D’autres documents numériques et «officiels» devraient être sauvegardés par sécurité: décisions finales, contrats, preuves de commandes et de paiement, correspondances concernant des litiges, etc.
«Le problème, c’est que rien n’a changé théoriquement au niveau de la législation. Mais pratiquement, le consommateur doit gérer beaucoup plus de correspondance qu’avant», souligne Felix Schöbi.
Inutile toutefois de tomber dans la paranoïa: des décennies de correspondance sur papier ne peuvent être abandonnées du jour au lendemain, et les e-mails servent encore souvent de simples supports de communication, accompagnés de feuillets officiels.
Par ailleurs, les sites internet sont maintenant assez perfectionnés pour permettre au client de vérifier ses démarches électroniques. ll recevra par exemple une confirmation de sa commande, ainsi qu’un décompte de sa facture, qu’il pourra sauvegarder. Et c’est tant mieux. Car le Conseil fédéral a renoncé le 9 novembre dernier à édicter une loi sur le commerce électronique, ainsi qu’à réviser les articles du CO qui y étaient liés (lire en p. 2). Les consommateurs doivent donc redoubler de prudence face à la masse croissante d’informations véhiculées numériquement. Véronique Kipfer
(1)Lire BAS 11.04, «La paperasse a la vie longue».
(2)Art. 957 du CO.
(3)Art. 962, al. 1 et 2 du CO.
signature électronique
Vers une authentification numérique
Lorsqu’un contrat ne doit pas avoir de forme précise, il peut être conclu par
voie électronique, mais il doit alors être authentifié. Un nouvel alinéa a donc été ajouté dans le Code des obligations
(art. 14 al. 2bis). Il prévoit que dès janvier 2005, ces contrats doivent être validés grâce à une signature électronique (établie par un procédé de cryptage permettant de garantir l’authenticité de l’expéditeur).
Néanmoins, le public en entend encore rarement parler, car, pour l’instant, seules les entreprises concluent, rarement encore, des contrats électroniques.
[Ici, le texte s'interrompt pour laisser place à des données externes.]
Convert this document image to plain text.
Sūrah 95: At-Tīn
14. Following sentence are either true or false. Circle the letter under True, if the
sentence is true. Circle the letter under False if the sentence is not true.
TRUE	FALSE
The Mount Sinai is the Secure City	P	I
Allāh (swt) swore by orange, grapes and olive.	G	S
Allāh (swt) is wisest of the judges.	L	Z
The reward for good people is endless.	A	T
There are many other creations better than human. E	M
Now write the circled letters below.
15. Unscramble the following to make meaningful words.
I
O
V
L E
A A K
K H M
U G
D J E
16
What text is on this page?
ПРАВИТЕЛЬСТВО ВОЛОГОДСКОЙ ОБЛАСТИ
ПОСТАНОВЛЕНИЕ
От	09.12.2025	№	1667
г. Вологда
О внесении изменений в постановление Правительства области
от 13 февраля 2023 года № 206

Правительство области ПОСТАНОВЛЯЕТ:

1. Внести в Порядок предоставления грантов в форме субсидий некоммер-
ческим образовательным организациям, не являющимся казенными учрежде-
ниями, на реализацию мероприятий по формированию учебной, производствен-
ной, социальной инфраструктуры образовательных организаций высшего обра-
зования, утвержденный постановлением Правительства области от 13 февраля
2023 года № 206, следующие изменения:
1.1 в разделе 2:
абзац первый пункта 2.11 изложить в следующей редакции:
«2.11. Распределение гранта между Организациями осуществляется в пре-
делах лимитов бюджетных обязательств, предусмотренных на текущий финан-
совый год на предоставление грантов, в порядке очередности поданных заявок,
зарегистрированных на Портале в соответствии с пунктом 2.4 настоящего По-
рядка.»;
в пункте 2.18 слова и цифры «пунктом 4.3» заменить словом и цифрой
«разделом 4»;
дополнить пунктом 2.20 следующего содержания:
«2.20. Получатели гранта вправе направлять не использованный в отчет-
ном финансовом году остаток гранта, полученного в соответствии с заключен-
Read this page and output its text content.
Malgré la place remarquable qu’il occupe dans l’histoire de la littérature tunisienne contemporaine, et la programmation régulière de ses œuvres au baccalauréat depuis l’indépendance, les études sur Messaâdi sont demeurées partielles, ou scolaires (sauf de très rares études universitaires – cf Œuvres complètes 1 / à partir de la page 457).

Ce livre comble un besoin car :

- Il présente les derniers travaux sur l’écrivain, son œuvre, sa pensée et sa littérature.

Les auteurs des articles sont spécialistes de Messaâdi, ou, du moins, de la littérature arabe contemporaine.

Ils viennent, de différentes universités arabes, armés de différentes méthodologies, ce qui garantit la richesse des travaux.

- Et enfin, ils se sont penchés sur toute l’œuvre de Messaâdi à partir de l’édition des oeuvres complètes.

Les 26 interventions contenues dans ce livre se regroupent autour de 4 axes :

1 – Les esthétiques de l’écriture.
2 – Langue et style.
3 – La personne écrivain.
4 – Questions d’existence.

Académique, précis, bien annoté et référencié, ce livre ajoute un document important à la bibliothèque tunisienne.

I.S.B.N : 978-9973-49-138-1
La Suisse a en effet pris du retard et ne possède pas encore de signatures électroniques. Celles-ci doivent être émises par un organisme de certification accréditée. Plusieurs sociétés ont demandé à être accréditées, dont La Poste et Swisscom. Mais, alors que les premiers certificats devraient être mis en vente début 2006, on ignore toujours les détails et leurs coûts.